Not coping very well, already ended up crying while mamac is asleep. I don't like this feeling being away from him, it just makes me feel insecure and scared. Maybe i am just too dependent on him that i can't help it at all. The days i spent with him are all warm, fond and carefree, not much worries even if there are any problems at all. I hate dat feeling when i was at the departure hall. I feel it even now, that mix feeling of sadness, void, loneliness and fear. I was freakin out long before i entered the airport to leave. It was a terrible experience that i would never want to have again. Too bad for me though, it's gonna be happening over and over and over again. I hate the airport, i just wanna stay with mac and never leave again.
Mac just woke up now and i cry cry again.

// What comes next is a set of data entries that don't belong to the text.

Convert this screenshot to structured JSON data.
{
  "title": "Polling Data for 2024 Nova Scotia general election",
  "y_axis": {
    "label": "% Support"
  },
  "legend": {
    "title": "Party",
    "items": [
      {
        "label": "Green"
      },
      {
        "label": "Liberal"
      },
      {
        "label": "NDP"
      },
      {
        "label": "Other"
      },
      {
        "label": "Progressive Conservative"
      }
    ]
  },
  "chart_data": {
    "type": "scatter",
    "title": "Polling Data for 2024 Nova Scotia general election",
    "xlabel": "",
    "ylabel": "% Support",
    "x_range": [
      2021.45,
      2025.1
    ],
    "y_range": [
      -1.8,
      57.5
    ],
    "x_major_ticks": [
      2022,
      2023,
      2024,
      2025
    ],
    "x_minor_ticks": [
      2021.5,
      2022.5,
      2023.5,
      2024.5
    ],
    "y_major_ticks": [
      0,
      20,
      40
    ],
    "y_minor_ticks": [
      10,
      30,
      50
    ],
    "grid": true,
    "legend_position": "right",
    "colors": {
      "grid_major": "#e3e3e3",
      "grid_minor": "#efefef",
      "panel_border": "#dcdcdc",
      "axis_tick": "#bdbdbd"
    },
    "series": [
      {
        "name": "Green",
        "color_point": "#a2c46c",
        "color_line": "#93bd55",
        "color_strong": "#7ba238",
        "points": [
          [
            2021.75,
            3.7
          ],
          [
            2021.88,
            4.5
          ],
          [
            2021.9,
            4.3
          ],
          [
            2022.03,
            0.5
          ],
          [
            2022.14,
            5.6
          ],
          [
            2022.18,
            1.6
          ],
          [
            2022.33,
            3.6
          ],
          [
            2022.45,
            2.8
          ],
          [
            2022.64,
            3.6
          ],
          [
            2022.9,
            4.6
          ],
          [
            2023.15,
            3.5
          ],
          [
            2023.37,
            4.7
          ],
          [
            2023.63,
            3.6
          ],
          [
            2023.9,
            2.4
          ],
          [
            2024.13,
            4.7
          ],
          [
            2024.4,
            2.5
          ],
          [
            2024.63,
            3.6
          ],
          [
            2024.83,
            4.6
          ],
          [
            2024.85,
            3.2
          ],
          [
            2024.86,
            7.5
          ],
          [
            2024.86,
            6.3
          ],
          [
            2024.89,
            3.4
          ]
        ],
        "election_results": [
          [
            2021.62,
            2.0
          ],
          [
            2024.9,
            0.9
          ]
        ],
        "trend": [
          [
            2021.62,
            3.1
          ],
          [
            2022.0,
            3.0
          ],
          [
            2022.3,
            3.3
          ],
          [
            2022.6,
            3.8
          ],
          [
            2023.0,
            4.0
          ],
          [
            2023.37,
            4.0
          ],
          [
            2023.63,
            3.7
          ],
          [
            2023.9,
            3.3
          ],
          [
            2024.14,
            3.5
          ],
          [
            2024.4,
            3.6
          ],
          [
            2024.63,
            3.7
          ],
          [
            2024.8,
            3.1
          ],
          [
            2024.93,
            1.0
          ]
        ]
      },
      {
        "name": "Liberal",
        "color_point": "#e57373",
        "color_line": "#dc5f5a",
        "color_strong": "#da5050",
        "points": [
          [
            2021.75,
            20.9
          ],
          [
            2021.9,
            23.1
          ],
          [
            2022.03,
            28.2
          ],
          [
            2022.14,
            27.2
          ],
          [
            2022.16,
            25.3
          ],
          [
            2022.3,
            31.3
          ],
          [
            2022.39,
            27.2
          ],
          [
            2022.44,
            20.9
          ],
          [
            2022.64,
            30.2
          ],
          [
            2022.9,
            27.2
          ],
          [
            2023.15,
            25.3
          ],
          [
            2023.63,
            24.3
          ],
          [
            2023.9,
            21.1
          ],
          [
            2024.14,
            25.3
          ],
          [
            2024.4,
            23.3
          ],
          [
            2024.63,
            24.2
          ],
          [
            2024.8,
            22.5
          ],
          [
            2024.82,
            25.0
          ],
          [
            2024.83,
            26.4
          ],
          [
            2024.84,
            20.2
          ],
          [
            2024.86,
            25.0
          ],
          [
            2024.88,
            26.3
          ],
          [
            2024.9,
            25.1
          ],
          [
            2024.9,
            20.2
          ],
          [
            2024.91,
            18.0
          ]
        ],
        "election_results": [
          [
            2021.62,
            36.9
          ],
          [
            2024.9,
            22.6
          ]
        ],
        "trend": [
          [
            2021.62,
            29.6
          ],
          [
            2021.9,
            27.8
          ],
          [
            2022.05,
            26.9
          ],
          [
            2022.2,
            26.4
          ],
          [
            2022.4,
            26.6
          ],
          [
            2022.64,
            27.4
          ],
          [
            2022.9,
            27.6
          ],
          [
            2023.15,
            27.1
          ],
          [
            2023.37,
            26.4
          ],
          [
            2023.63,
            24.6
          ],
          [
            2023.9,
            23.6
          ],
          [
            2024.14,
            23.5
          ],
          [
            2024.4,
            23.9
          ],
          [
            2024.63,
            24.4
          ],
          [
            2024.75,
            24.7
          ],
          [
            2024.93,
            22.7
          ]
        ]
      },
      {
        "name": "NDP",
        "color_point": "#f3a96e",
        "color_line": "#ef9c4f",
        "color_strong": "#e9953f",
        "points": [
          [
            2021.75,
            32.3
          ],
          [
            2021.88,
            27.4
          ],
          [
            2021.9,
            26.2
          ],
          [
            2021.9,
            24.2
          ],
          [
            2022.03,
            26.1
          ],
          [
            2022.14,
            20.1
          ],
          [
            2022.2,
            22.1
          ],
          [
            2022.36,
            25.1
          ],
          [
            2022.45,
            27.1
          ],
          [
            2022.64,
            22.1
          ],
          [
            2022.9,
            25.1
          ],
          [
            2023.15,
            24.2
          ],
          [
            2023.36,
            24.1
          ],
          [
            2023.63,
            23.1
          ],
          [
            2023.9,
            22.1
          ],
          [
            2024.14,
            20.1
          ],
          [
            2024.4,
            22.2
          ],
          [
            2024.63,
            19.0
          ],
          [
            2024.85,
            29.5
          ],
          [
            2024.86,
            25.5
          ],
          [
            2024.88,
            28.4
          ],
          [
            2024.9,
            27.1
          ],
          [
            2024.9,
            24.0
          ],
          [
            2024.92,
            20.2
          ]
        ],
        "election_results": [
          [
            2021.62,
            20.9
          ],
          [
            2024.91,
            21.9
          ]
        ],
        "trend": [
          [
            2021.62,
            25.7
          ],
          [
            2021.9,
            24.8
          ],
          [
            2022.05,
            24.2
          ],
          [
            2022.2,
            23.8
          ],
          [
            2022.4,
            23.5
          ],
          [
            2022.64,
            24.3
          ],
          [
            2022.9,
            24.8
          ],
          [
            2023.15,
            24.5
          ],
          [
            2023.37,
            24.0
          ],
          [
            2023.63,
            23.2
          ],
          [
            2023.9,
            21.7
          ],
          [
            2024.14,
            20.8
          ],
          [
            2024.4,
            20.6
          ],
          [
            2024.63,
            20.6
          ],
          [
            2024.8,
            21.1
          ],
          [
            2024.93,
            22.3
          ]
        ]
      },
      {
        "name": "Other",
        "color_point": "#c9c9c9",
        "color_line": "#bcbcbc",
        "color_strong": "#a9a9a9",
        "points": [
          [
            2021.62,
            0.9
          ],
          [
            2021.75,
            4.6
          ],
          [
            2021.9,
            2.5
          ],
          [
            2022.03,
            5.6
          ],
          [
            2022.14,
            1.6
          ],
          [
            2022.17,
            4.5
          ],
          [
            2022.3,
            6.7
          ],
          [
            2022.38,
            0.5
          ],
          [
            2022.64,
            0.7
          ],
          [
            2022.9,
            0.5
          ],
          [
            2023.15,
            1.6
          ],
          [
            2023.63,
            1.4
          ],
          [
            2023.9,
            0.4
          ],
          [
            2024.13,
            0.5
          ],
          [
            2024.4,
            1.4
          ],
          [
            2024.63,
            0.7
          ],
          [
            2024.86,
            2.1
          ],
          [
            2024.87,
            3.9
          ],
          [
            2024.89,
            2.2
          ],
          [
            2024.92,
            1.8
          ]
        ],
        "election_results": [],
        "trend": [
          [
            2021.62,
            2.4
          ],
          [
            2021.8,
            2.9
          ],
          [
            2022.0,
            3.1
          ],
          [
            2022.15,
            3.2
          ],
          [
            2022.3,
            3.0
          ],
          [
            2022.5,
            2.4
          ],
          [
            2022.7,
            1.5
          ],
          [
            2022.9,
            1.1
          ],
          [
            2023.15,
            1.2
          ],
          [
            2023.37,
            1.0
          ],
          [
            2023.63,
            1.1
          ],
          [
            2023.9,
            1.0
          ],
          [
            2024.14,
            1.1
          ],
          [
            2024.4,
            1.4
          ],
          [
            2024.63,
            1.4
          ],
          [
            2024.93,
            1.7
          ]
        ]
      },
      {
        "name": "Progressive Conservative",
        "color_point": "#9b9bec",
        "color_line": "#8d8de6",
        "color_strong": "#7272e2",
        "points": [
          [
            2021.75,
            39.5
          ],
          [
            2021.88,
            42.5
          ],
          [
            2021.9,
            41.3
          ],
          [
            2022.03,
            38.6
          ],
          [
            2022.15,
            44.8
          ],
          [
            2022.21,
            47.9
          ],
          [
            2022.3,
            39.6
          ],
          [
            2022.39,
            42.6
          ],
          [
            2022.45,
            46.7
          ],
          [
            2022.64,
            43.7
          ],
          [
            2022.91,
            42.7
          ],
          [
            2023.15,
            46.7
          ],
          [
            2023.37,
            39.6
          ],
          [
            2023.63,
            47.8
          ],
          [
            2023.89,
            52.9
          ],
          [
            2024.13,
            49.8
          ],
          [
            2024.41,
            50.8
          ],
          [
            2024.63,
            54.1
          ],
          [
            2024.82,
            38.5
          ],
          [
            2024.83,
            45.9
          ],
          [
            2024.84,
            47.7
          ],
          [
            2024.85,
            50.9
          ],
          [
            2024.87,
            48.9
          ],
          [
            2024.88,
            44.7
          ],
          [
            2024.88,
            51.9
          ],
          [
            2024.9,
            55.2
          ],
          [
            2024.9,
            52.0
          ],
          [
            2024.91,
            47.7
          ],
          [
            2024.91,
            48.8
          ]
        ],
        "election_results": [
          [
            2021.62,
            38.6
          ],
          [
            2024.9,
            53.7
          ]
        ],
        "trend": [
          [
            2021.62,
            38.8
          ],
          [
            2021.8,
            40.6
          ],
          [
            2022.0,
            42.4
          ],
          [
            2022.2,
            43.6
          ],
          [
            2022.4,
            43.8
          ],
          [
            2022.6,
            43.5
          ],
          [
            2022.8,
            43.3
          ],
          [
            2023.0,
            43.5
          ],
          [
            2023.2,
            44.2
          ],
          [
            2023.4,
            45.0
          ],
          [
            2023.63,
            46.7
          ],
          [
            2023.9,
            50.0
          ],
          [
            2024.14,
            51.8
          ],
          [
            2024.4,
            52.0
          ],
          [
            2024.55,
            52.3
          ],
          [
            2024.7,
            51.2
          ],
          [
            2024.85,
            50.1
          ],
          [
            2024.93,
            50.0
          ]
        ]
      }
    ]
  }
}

I dunno why, i probably just can't take the horror of waking up without him beside me. Like when i did at his house, while he was just outside in the cr while i woke up. Kov and mot made fun of me about dat.
I really miss him. This 2nd trip to Phils only just did reassured me that i would never want to leave him. Even if i have to wake up every morning eating rice for breakfast everyday even though i would really prefer bread/taste or anything not filled with high carbohydrate with my kopi/teh or juice. Well, thats probably my only problem there other than some language barrier which will lessen in time i hope.
I really love him so much, tito raised an awesome son.